Merck a effectivement admis que la gomme xanthane n'est pas un polysaccharidedu type subissant une transition de phase liquide-gel, se gélifiant in situ sous l'effet d'une augmentation de la force ionique dudit liquide. Durant l'examen de la demande de son homologue américain (il s'agit maintenant du brevet américain no 4,861,760) et afin de réfuter les objections fondées sur les données qui divulguaient les compositions ophthalmiques contenant de la gomme xanthane, Merck a soutenu devant le Patent Office des États-Unis que la gomme xanthane n'est pas un polysaccharidedu type subissant une transition de phase liquide-gel, se gélifiant in situ sous l'effet d'une augmentation de la force ionique dudit liquide. Plus précisément, Merck a déclaré ce qui suit : « mais les solutions à base de gomme xanthane ne subissent pas de transition de phase liquide-gel ou gel-liquide lorsqu'elles sont appliquées sur l'oeil » (modification à la demande de Merck en vertu de l'article 37 CFR 61.111, datée du 7 décembre 1988, p. 5). Merck a rajouté :

Lin et al. sont censés divulguer les avantages de l'utilisation de la gomme xanthane gélifiante, mais aucun avantage n'est lié de près au fait que la gomme peut se transformer en gel. La viscosité est fonction de la concentration de gomme dans le liquide, et aucune transition de phase liquide-gomme n'est possible avec la gomme xanthane. Aucune transformation ne s'opère.

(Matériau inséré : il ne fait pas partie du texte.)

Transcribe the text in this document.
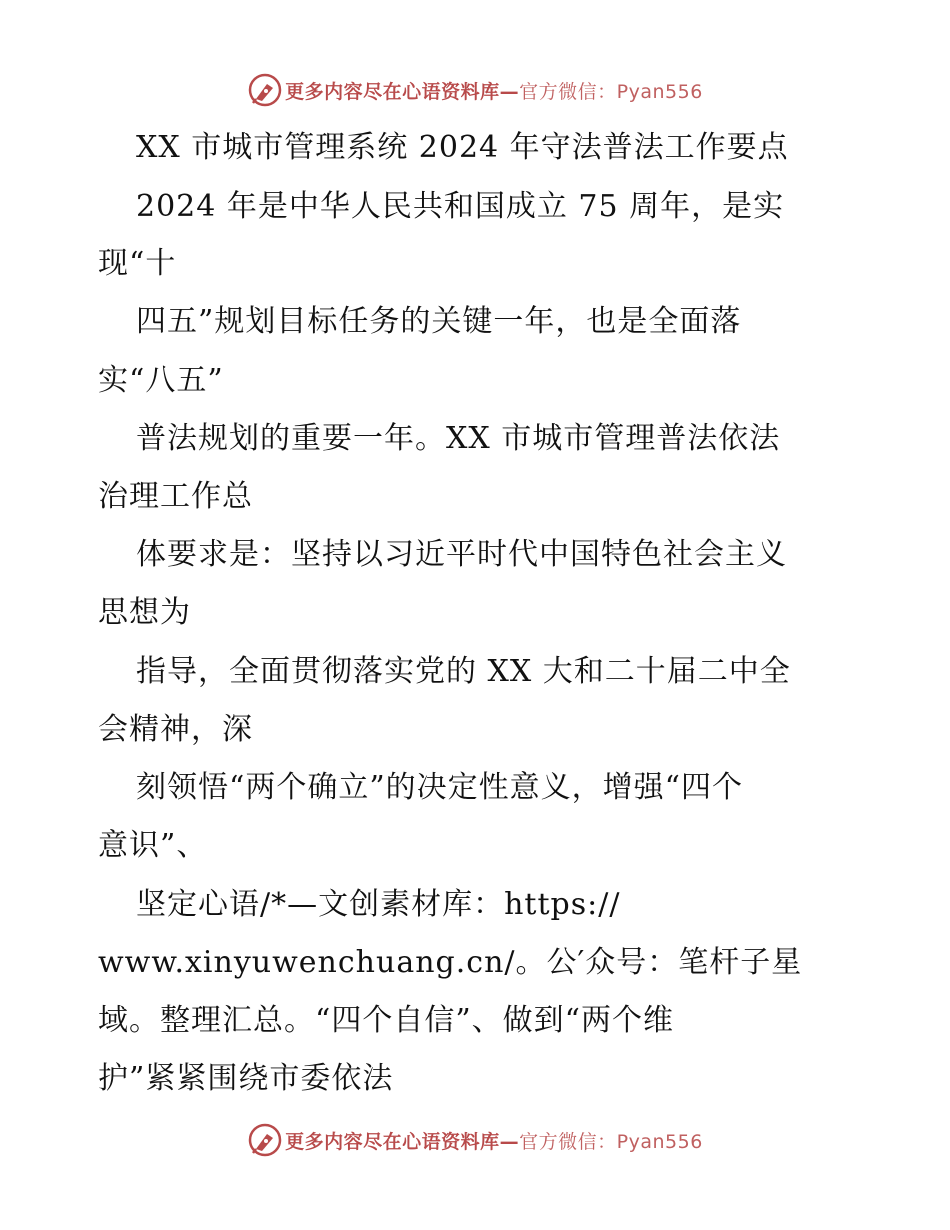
更多内容尽在心语资料库—官方微信：Pyan556
XX 市城市管理系统 2024 年守法普法工作要点
2024 年是中华人民共和国成立 75 周年，是实
现“十
四五”规划目标任务的关键一年，也是全面落
实“八五”
普法规划的重要一年。XX 市城市管理普法依法
治理工作总
体要求是：坚持以习近平时代中国特色社会主义
思想为
指导，全面贯彻落实党的 XX 大和二十届二中全
会精神，深
刻领悟“两个确立”的决定性意义，增强“四个
意识”、
坚定心语/*—文创素材库：https://
www.xinyuwenchuang.cn/。公′众号：笔杆子星
域。整理汇总。“四个自信”、做到“两个维
护”紧紧围绕市委依法
更多内容尽在心语资料库—官方微信：Pyan556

(Id., p. 7-8. (Non souligné dans l'original.)

La position de Merck telle que susmentionnée vient appuyer clairement et sans équivoque la position d'Alcon selon laquelle la solution ophthalmique proposée ne contrefait pas la revendication 1 du brevet 367 parce qu'elle contient de la gomme xanthane qui n'est pas un polysaccharidedu type subissant une transition de phase liquide-gel, se gélifiant in situ sous l'effet d'une augmentation de la force ionique dudit liquide.

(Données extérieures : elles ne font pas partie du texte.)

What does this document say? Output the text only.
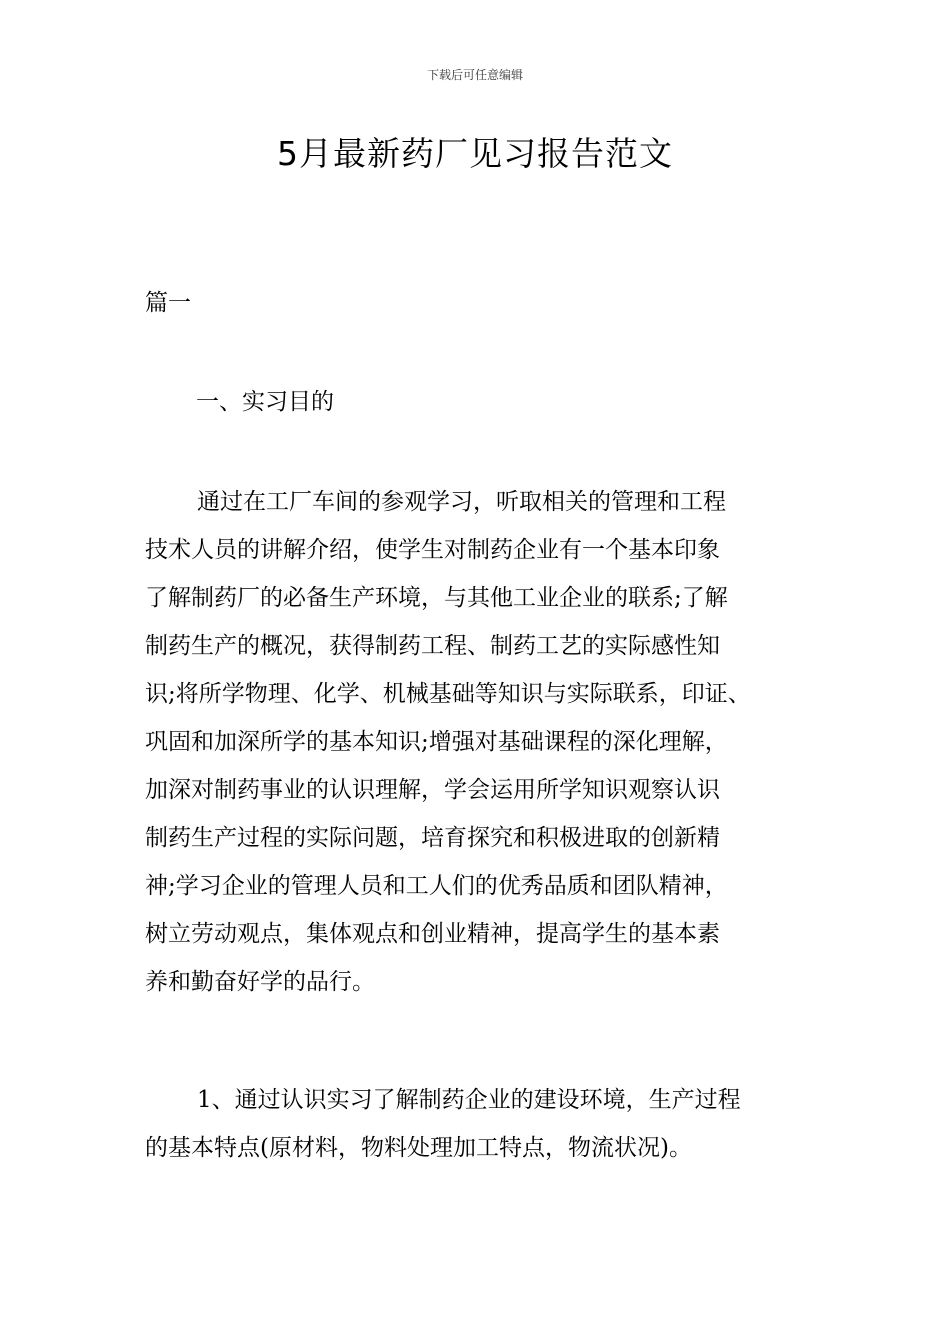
下载后可任意编辑
5月最新药厂见习报告范文
篇一
一、实习目的
通过在工厂车间的参观学习，听取相关的管理和工程
技术人员的讲解介绍，使学生对制药企业有一个基本印象
了解制药厂的必备生产环境，与其他工业企业的联系;了解
制药生产的概况，获得制药工程、制药工艺的实际感性知
识;将所学物理、化学、机械基础等知识与实际联系，印证、
巩固和加深所学的基本知识;增强对基础课程的深化理解，
加深对制药事业的认识理解，学会运用所学知识观察认识
制药生产过程的实际问题，培育探究和积极进取的创新精
神;学习企业的管理人员和工人们的优秀品质和团队精神，
树立劳动观点，集体观点和创业精神，提高学生的基本素
养和勤奋好学的品行。
1、通过认识实习了解制药企业的建设环境，生产过程
的基本特点(原材料，物料处理加工特点，物流状况)。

Qui plus est, la solution gélifiante ophtalmique au maléate de timolol en concentrations de 0,25 % et de 0,5 % proposée par Alcon ne contrefait pas la revendication 1 du brevet 367 puisque la revendication 1 ne peut être interprétée de façon valable comme ayant une portée suffisamment large pour englober la gomme xanthane sans englober également les compositions ophtalmiques antérieures. Par exemple, le brevet américain no 4,136,177, qui a été délivré le 23 janvier 1979, divulgue des compositions ophthalmiques contenant n'importe quel médicament ophthalmique à des concentrations de 0,1 % à environ 2,5 % en poids par volume de gomme xanthane. Les solutions gélifiantes ophtalmiques au maléate de timolol en concentrations de 0,25 % et de 0,5 % proposées par Alcon contiennent de la gomme xanthane dont le poids par volume varie entre environ 0,1 % et 2,5%.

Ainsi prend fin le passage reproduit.